Renal adverse events occurred in eight (7%) of 120 daptomycin recipients, 10 (19%) of 53 vancomycin recipients, and 11 (17%) of 63 antistaphylococcal penicillin recipients. Decreased creatinine clearance occurred in nine (8%) of 113 evaluable daptomycin recipients, 10 (22%) of 46 evaluable vancomycin recipients, and 16 (25%) of 63 antistaphylococcal penicillin recipients.

Another 21 patients had received initial low-dose gentamicin two or fewer days before study enrollment. A total of 22% of these patients experienced decreased creatinine clearance compared to 8% of patients who hadn't received the drug (P= 0.005). Even a few days of initial low-dose gentamicin in combination with the other drugs was frequently associated with renal dysfunction.

In an editorial, said infectious disease experts have been ruling out the practice for years, and that the current study puts the issue to rest against using this approach on a routine basis for the patients and drugs investigated in the study.

Topical mupirocin may be most effective for eradicating MRSA

Short-term nasal application of mupirocin is the most effective way to eradicate carriage of methicillin-resistant Staphylococcus aureus (MRSA), according to a recent review.

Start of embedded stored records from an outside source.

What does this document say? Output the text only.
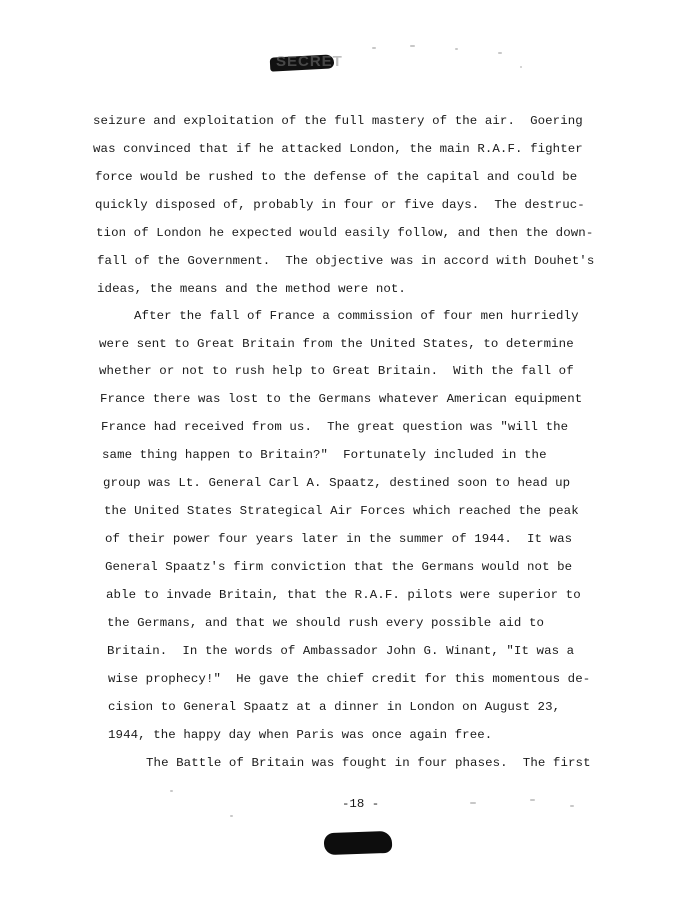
SECRET
seizure and exploitation of the full mastery of the air.  Goering
was convinced that if he attacked London, the main R.A.F. fighter
force would be rushed to the defense of the capital and could be
quickly disposed of, probably in four or five days.  The destruc-
tion of London he expected would easily follow, and then the down-
fall of the Government.  The objective was in accord with Douhet's
ideas, the means and the method were not.
After the fall of France a commission of four men hurriedly
were sent to Great Britain from the United States, to determine
whether or not to rush help to Great Britain.  With the fall of
France there was lost to the Germans whatever American equipment
France had received from us.  The great question was "will the
same thing happen to Britain?"  Fortunately included in the
group was Lt. General Carl A. Spaatz, destined soon to head up
the United States Strategical Air Forces which reached the peak
of their power four years later in the summer of 1944.  It was
General Spaatz's firm conviction that the Germans would not be
able to invade Britain, that the R.A.F. pilots were superior to
the Germans, and that we should rush every possible aid to
Britain.  In the words of Ambassador John G. Winant, "It was a
wise prophecy!"  He gave the chief credit for this momentous de-
cision to General Spaatz at a dinner in London on August 23,
1944, the happy day when Paris was once again free.
The Battle of Britain was fought in four phases.  The first
-18 -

Dutch researchers performed a systematic review of 23 clinical trials to determine the best method to combat MRSA carriage. Included studies were in English or Dutch, involved human subjects, and evaluated eradication of MRSA, methicillin-susceptible S. aureus (MSSA), or both. The authors assumed that MSSA carriage has a similar response to eradication therapy if agents are used with activity against both MRSA and MSSA, such as was shown with mupirocin. Twelve trials evaluated topical antibiotics, seven trials evaluated systemic antibiotics, and four trials evaluated both. The results appear in the April 1 Clinical Infectious Diseases.

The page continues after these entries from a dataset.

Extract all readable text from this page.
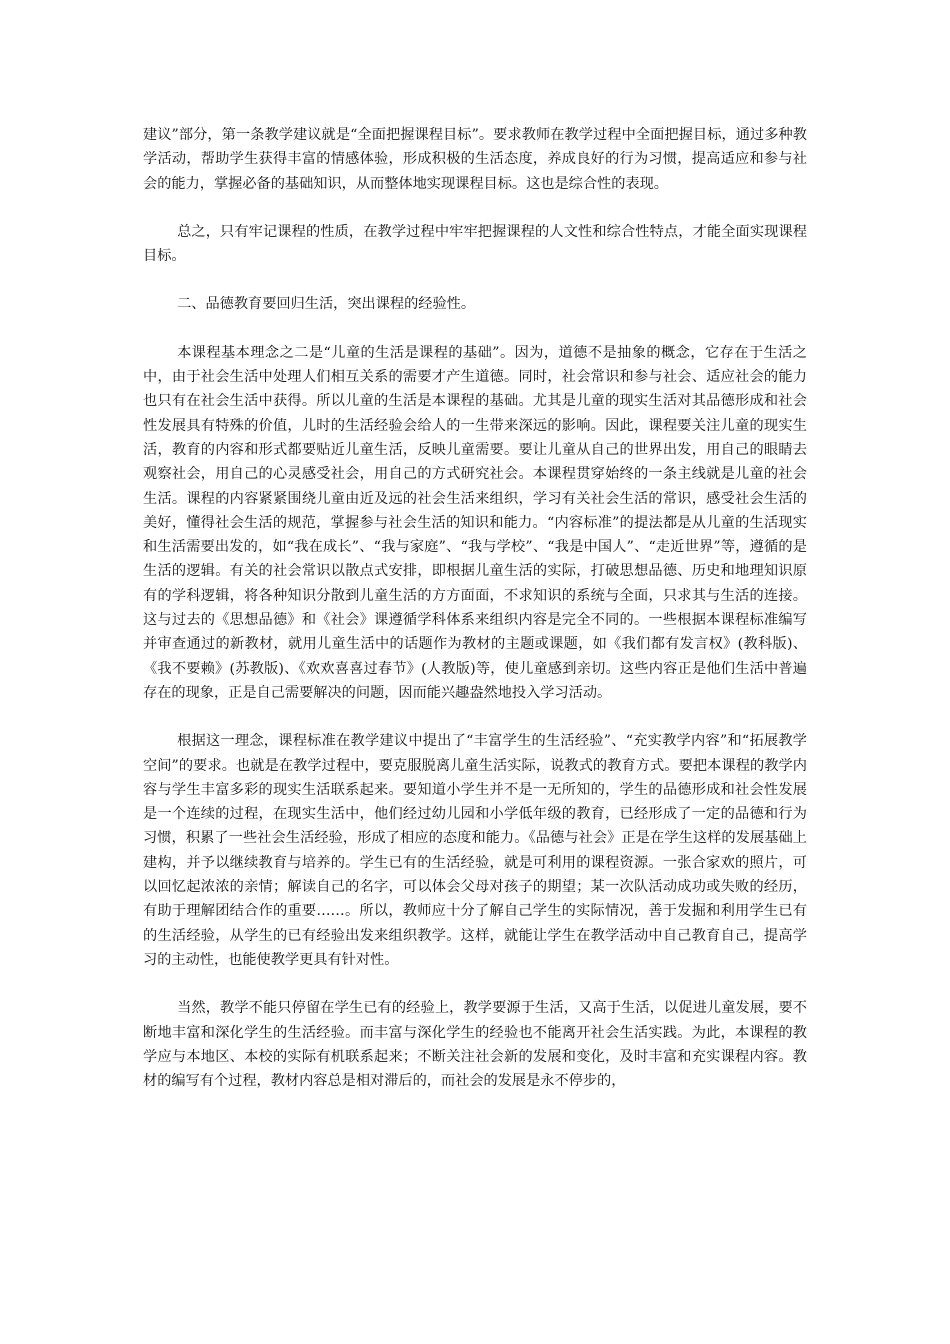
建议”部分，第一条教学建议就是“全面把握课程目标”。要求教师在教学过程中全面把握目标，通过多种教学活动，帮助学生获得丰富的情感体验，形成积极的生活态度，养成良好的行为习惯，提高适应和参与社会的能力，掌握必备的基础知识，从而整体地实现课程目标。这也是综合性的表现。

总之，只有牢记课程的性质，在教学过程中牢牢把握课程的人文性和综合性特点，才能全面实现课程目标。

二、品德教育要回归生活，突出课程的经验性。

本课程基本理念之二是“儿童的生活是课程的基础”。因为，道德不是抽象的概念，它存在于生活之中，由于社会生活中处理人们相互关系的需要才产生道德。同时，社会常识和参与社会、适应社会的能力也只有在社会生活中获得。所以儿童的生活是本课程的基础。尤其是儿童的现实生活对其品德形成和社会性发展具有特殊的价值，儿时的生活经验会给人的一生带来深远的影响。因此，课程要关注儿童的现实生活，教育的内容和形式都要贴近儿童生活，反映儿童需要。要让儿童从自己的世界出发，用自己的眼睛去观察社会，用自己的心灵感受社会，用自己的方式研究社会。本课程贯穿始终的一条主线就是儿童的社会生活。课程的内容紧紧围绕儿童由近及远的社会生活来组织，学习有关社会生活的常识，感受社会生活的美好，懂得社会生活的规范，掌握参与社会生活的知识和能力。“内容标准”的提法都是从儿童的生活现实和生活需要出发的，如“我在成长”、“我与家庭”、“我与学校”、“我是中国人”、“走近世界”等，遵循的是生活的逻辑。有关的社会常识以散点式安排，即根据儿童生活的实际，打破思想品德、历史和地理知识原有的学科逻辑，将各种知识分散到儿童生活的方方面面，不求知识的系统与全面，只求其与生活的连接。这与过去的《思想品德》和《社会》课遵循学科体系来组织内容是完全不同的。一些根据本课程标准编写并审查通过的新教材，就用儿童生活中的话题作为教材的主题或课题，如《我们都有发言权》(教科版)、《我不要赖》(苏教版)、《欢欢喜喜过春节》(人教版)等，使儿童感到亲切。这些内容正是他们生活中普遍存在的现象，正是自己需要解决的问题，因而能兴趣盎然地投入学习活动。

根据这一理念，课程标准在教学建议中提出了“丰富学生的生活经验”、“充实教学内容”和“拓展教学空间”的要求。也就是在教学过程中，要克服脱离儿童生活实际，说教式的教育方式。要把本课程的教学内容与学生丰富多彩的现实生活联系起来。要知道小学生并不是一无所知的，学生的品德形成和社会性发展是一个连续的过程，在现实生活中，他们经过幼儿园和小学低年级的教育，已经形成了一定的品德和行为习惯，积累了一些社会生活经验，形成了相应的态度和能力。《品德与社会》正是在学生这样的发展基础上建构，并予以继续教育与培养的。学生已有的生活经验，就是可利用的课程资源。一张合家欢的照片，可以回忆起浓浓的亲情；解读自己的名字，可以体会父母对孩子的期望；某一次队活动成功或失败的经历，有助于理解团结合作的重要……。所以，教师应十分了解自己学生的实际情况，善于发掘和利用学生已有的生活经验，从学生的已有经验出发来组织教学。这样，就能让学生在教学活动中自己教育自己，提高学习的主动性，也能使教学更具有针对性。

当然，教学不能只停留在学生已有的经验上，教学要源于生活，又高于生活，以促进儿童发展，要不断地丰富和深化学生的生活经验。而丰富与深化学生的经验也不能离开社会生活实践。为此，本课程的教学应与本地区、本校的实际有机联系起来；不断关注社会新的发展和变化，及时丰富和充实课程内容。教材的编写有个过程，教材内容总是相对滞后的，而社会的发展是永不停步的，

Short-term nasal topical treatment with mupirocin was effective in 94% of carriers (424 of 453) at one week and had an estimated pooled relative risk of failure of 0.10 (range, 0.07 to 0.14). At follow-up of at least two weeks, however, the effectiveness rate fell to 65% (402 of 622 carriers). Rates of mupirocin resistance and related adverse events were low. Treatment with oral antibiotics had estimated pooled relative risks of 0.47 (range, 0.39 to 0.57) at one week and 0.54 (range, 0.33 to 0.87) after longer follow-up. Approximately 9% of patients (39 of 443) developed resistance to oral antibiotics, and no serious adverse events were reported.

The authors determined that short-term treatment with mupirocin applied nasally is the most effective way to eradicate MRSA carriage and recommended its use before surgery to decrease MRSA transmission. However, they wrote, patients at risk for treatment failure, such as those with skin lesions, should receive both systemic and topical drugs.